Namun upaya pemerintah untuk menekan praktik politik dinasti di Indonesia melalui UU Nomor 8 Tahun 2015 ini akhirnya harus kandas setelah MK mengeluarkan putusan Nomor 33/PPU-XIII/2015.
Dalam putusan MK Nomor 33/PPU-XIII/2015 yang diajukan oleh salah seorang anggota DPRD dari Provinsi Sulawesi Selatan periode 2014-2019 bernama Adnan Purichta Ichsan, S.H ini, MK memutuskan bahwa Pasal 7 huruf "r" beserta penjelasannya dalam UU Nomor 8 Tahun 2015 mengenai persyaratan calon kepala daerah tidak memiliki konflik kepentingan dengan petahana, bertentangan dengan Undang-Undang Dasar Negara Republik Indonesia tahun 1945 dan dengan demikian tidak mempunyai kekuatan hukum mengikat.
Dalam pertimbangannya MK beralasan, bahwa Pasal 7 huruf "r" UU Nomor 8 Tahun Tahun 2015 bertentangan dengan Pasal 27 Ayat (1) dan Pasal 28D Ayat (3) UUD NRI Tahun 1945.
Di mana dalam Pasal 27 Ayat (1) UUD NRI 1945 disebutkan bahwa "segala warga negara bersamaan kedudukannya di dalam hukum dan pemerintahan dan wajib menjunjung hukum dan pemerintahan itu dengan tidak ada kecualinya".
Sedangkan Pasal 28D Ayat (3) UUD NRI 1945 berbunyi, "setiap warga negara berhak memperoleh kesempatan yang sama dalam pemerintahan".
Dengan demikian, pasca dibacakannya putusan MK Nomor 33/PPU-XIII/2015 yang menganulir Pasal 7 huruf "r" UU Nomor 8 Tahun 2015 beserta penjelasannya, maka boleh dibilang bahwa saat ini praktik politik dinasti adalah sesuatu hal yang sah dan legal menurut regulasi hukum yang berlaku di Indonesia.

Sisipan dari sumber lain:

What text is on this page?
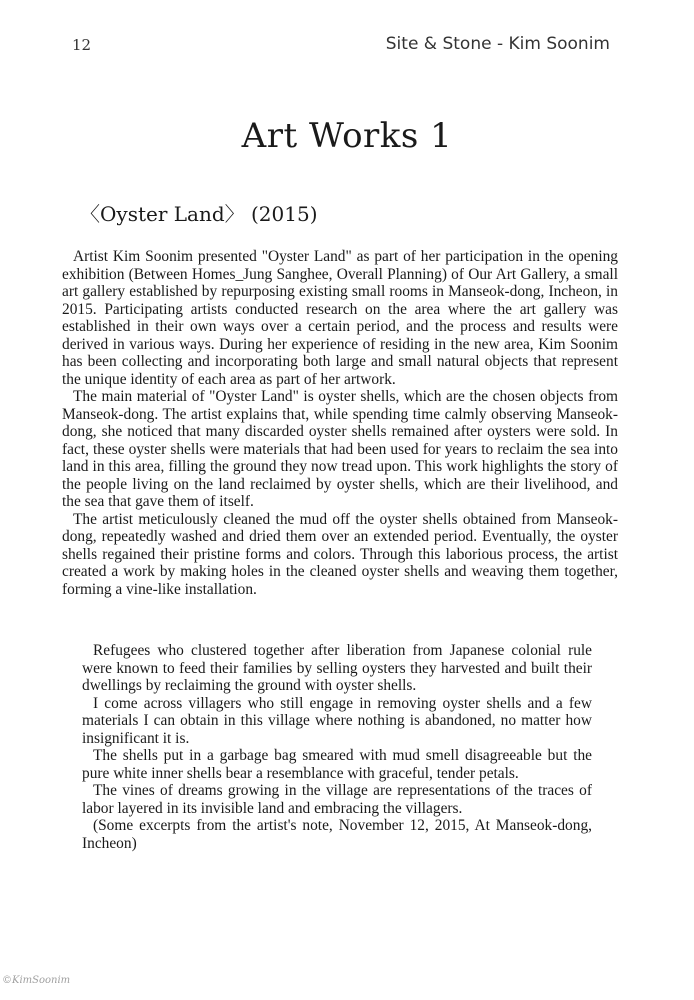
12	Site & Stone - Kim Soonim
Art Works 1
〈Oyster Land〉 (2015)

Artist Kim Soonim presented "Oyster Land" as part of her participation in the opening exhibition (Between Homes_Jung Sanghee, Overall Planning) of Our Art Gallery, a small art gallery established by repurposing existing small rooms in Manseok-dong, Incheon, in 2015. Participating artists conducted research on the area where the art gallery was established in their own ways over a certain period, and the process and results were derived in various ways. During her experience of residing in the new area, Kim Soonim has been collecting and incorporating both large and small natural objects that represent the unique identity of each area as part of her artwork.

The main material of "Oyster Land" is oyster shells, which are the chosen objects from Manseok-dong. The artist explains that, while spending time calmly observing Manseok-dong, she noticed that many discarded oyster shells remained after oysters were sold. In fact, these oyster shells were materials that had been used for years to reclaim the sea into land in this area, filling the ground they now tread upon. This work highlights the story of the people living on the land reclaimed by oyster shells, which are their livelihood, and the sea that gave them of itself.

The artist meticulously cleaned the mud off the oyster shells obtained from Manseok-dong, repeatedly washed and dried them over an extended period. Eventually, the oyster shells regained their pristine forms and colors. Through this laborious process, the artist created a work by making holes in the cleaned oyster shells and weaving them together, forming a vine-like installation.

Refugees who clustered together after liberation from Japanese colonial rule were known to feed their families by selling oysters they harvested and built their dwellings by reclaiming the ground with oyster shells.

I come across villagers who still engage in removing oyster shells and a few materials I can obtain in this village where nothing is abandoned, no matter how insignificant it is.

The shells put in a garbage bag smeared with mud smell disagreeable but the pure white inner shells bear a resemblance with graceful, tender petals.

The vines of dreams growing in the village are representations of the traces of labor layered in its invisible land and embracing the villagers.

(Some excerpts from the artist's note, November 12, 2015, At Manseok-dong, Incheon)

©KimSoonim
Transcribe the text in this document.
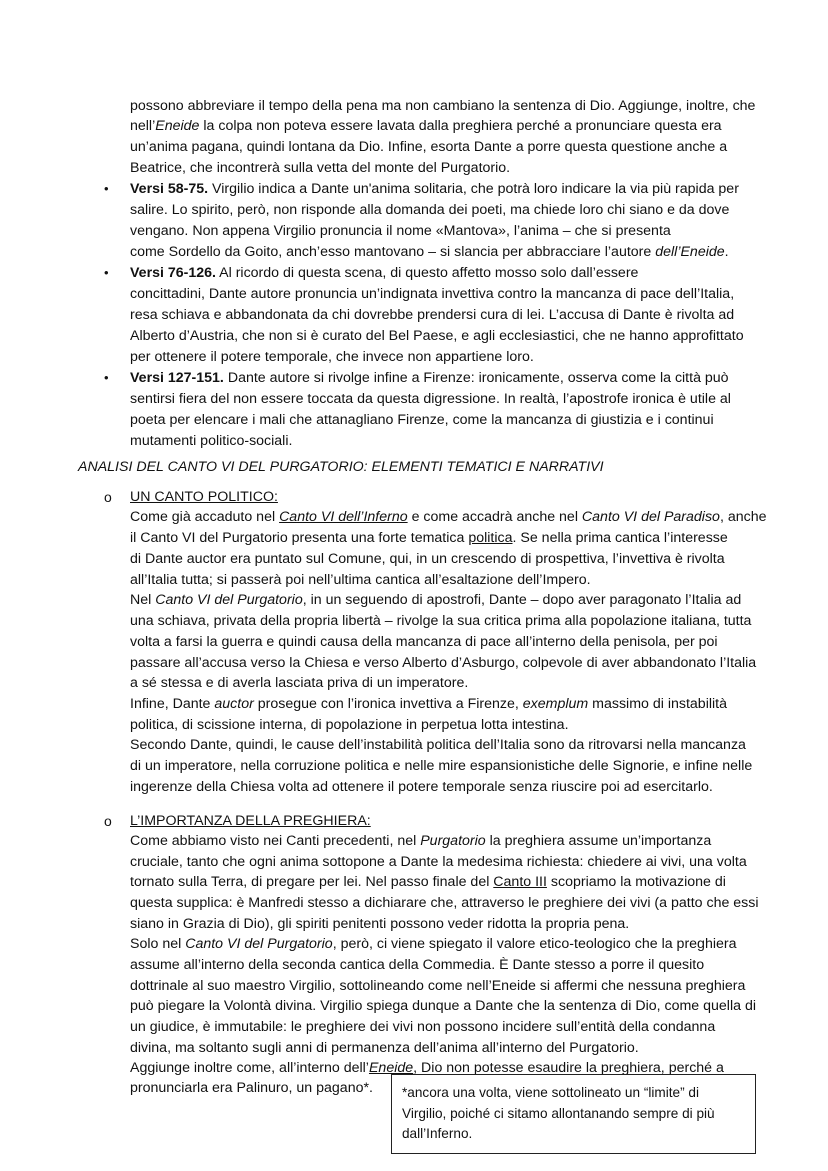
possono abbreviare il tempo della pena ma non cambiano la sentenza di Dio. Aggiunge, inoltre, che
nell’Eneide la colpa non poteva essere lavata dalla preghiera perché a pronunciare questa era
un’anima pagana, quindi lontana da Dio. Infine, esorta Dante a porre questa questione anche a
Beatrice, che incontrerà sulla vetta del monte del Purgatorio.
• Versi 58-75. Virgilio indica a Dante un'anima solitaria, che potrà loro indicare la via più rapida per
salire. Lo spirito, però, non risponde alla domanda dei poeti, ma chiede loro chi siano e da dove
vengano. Non appena Virgilio pronuncia il nome «Mantova», l’anima – che si presenta
come Sordello da Goito, anch’esso mantovano – si slancia per abbracciare l’autore dell’Eneide.
• Versi 76-126. Al ricordo di questa scena, di questo affetto mosso solo dall’essere
concittadini, Dante autore pronuncia un’indignata invettiva contro la mancanza di pace dell’Italia,
resa schiava e abbandonata da chi dovrebbe prendersi cura di lei. L’accusa di Dante è rivolta ad
Alberto d’Austria, che non si è curato del Bel Paese, e agli ecclesiastici, che ne hanno approfittato
per ottenere il potere temporale, che invece non appartiene loro.
• Versi 127-151. Dante autore si rivolge infine a Firenze: ironicamente, osserva come la città può
sentirsi fiera del non essere toccata da questa digressione. In realtà, l’apostrofe ironica è utile al
poeta per elencare i mali che attanagliano Firenze, come la mancanza di giustizia e i continui
mutamenti politico-sociali.
ANALISI DEL CANTO VI DEL PURGATORIO: ELEMENTI TEMATICI E NARRATIVI
o UN CANTO POLITICO:
Come già accaduto nel Canto VI dell’Inferno e come accadrà anche nel Canto VI del Paradiso, anche
il Canto VI del Purgatorio presenta una forte tematica politica. Se nella prima cantica l’interesse
di Dante auctor era puntato sul Comune, qui, in un crescendo di prospettiva, l’invettiva è rivolta
all’Italia tutta; si passerà poi nell’ultima cantica all’esaltazione dell’Impero.
Nel Canto VI del Purgatorio, in un seguendo di apostrofi, Dante – dopo aver paragonato l’Italia ad
una schiava, privata della propria libertà – rivolge la sua critica prima alla popolazione italiana, tutta
volta a farsi la guerra e quindi causa della mancanza di pace all’interno della penisola, per poi
passare all’accusa verso la Chiesa e verso Alberto d’Asburgo, colpevole di aver abbandonato l’Italia
a sé stessa e di averla lasciata priva di un imperatore.
Infine, Dante auctor prosegue con l’ironica invettiva a Firenze, exemplum massimo di instabilità
politica, di scissione interna, di popolazione in perpetua lotta intestina.
Secondo Dante, quindi, le cause dell’instabilità politica dell’Italia sono da ritrovarsi nella mancanza
di un imperatore, nella corruzione politica e nelle mire espansionistiche delle Signorie, e infine nelle
ingerenze della Chiesa volta ad ottenere il potere temporale senza riuscire poi ad esercitarlo.
o L’IMPORTANZA DELLA PREGHIERA:
Come abbiamo visto nei Canti precedenti, nel Purgatorio la preghiera assume un’importanza
cruciale, tanto che ogni anima sottopone a Dante la medesima richiesta: chiedere ai vivi, una volta
tornato sulla Terra, di pregare per lei. Nel passo finale del Canto III scopriamo la motivazione di
questa supplica: è Manfredi stesso a dichiarare che, attraverso le preghiere dei vivi (a patto che essi
siano in Grazia di Dio), gli spiriti penitenti possono veder ridotta la propria pena.
Solo nel Canto VI del Purgatorio, però, ci viene spiegato il valore etico-teologico che la preghiera
assume all’interno della seconda cantica della Commedia. È Dante stesso a porre il quesito
dottrinale al suo maestro Virgilio, sottolineando come nell’Eneide si affermi che nessuna preghiera
può piegare la Volontà divina. Virgilio spiega dunque a Dante che la sentenza di Dio, come quella di
un giudice, è immutabile: le preghiere dei vivi non possono incidere sull’entità della condanna
divina, ma soltanto sugli anni di permanenza dell’anima all’interno del Purgatorio.
Aggiunge inoltre come, all’interno dell’Eneide, Dio non potesse esaudire la preghiera, perché a
pronunciarla era Palinuro, un pagano*. *ancora una volta, viene sottolineato un “limite” di
Virgilio, poiché ci sitamo allontanando sempre di più
dall’Inferno.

Hal inilah yang kemudian menjadi dilema tersendiri, baik bagi pemerintah maupun bagi masyarakat secara luas.
Di satu sisi, politik dinasti jelas merupakan suatu hal yang berbahaya bagi kelangsungan demokrasi karena menyuburkan perilaku nepotisme serta berpotensi menghambat menculnya pemimpin-pemimpin politik yang berkualitas.
Namun di sisi lain, pelarangan seseorang yang memiliki pertalian darah dengan pemegang tampuk kekuasaan untuk terjun ke dunia politik dan pemerintahan justru bertentangan dengan UUD NRI 1945.
Mencari win-win solution
Dengan ditetapkanya putusan MK Nomor 33/PPU-XIII/2015, mau tidak mau, suka tidak suka, kita harus menghargai bahwa politik dinasti adalah sesuatu hal yang konstitusional menurut hukum yang berlaku di Indonesia.
Meskipun ada ikatan kekeluargaan dengan petahana, sejauh niat dari seorang calon pemimpin adalah untuk memajukan bangsa dan negara bukan untuk melanggengkan kekuasaan yang telah diraih oleh keluarganya, maka tidak ada yang bisa melarang orang tersebut untuk menggunakan hak nya terjun kedunia politik dan pemerintahan sebagaimana yang telah dijamin oleh undang-undang.
Untuk meminimalisir munculnya efek negatif dari politik dinasti, penulis berpendapat bahwa pemerintah dan masyarakat harus melakukan sebuah upaya serius dan sistematis untuk mencerdaskan masyarakat sebagai pemilih.
Wawasan masyarakat sebagai pemilik suara harus dibuka seluas-luasnya, agar mereka dapat menilai para politisi yang akan mereka pilih untuk menduduki jabatan-jabatan politik dan pemerintahan secara lebih objektif berdasarkan kinerja dan rekam jejak mereka, bukan berdasarkan hubungan kekerabatan atau karna mendapatkan uang sogokan.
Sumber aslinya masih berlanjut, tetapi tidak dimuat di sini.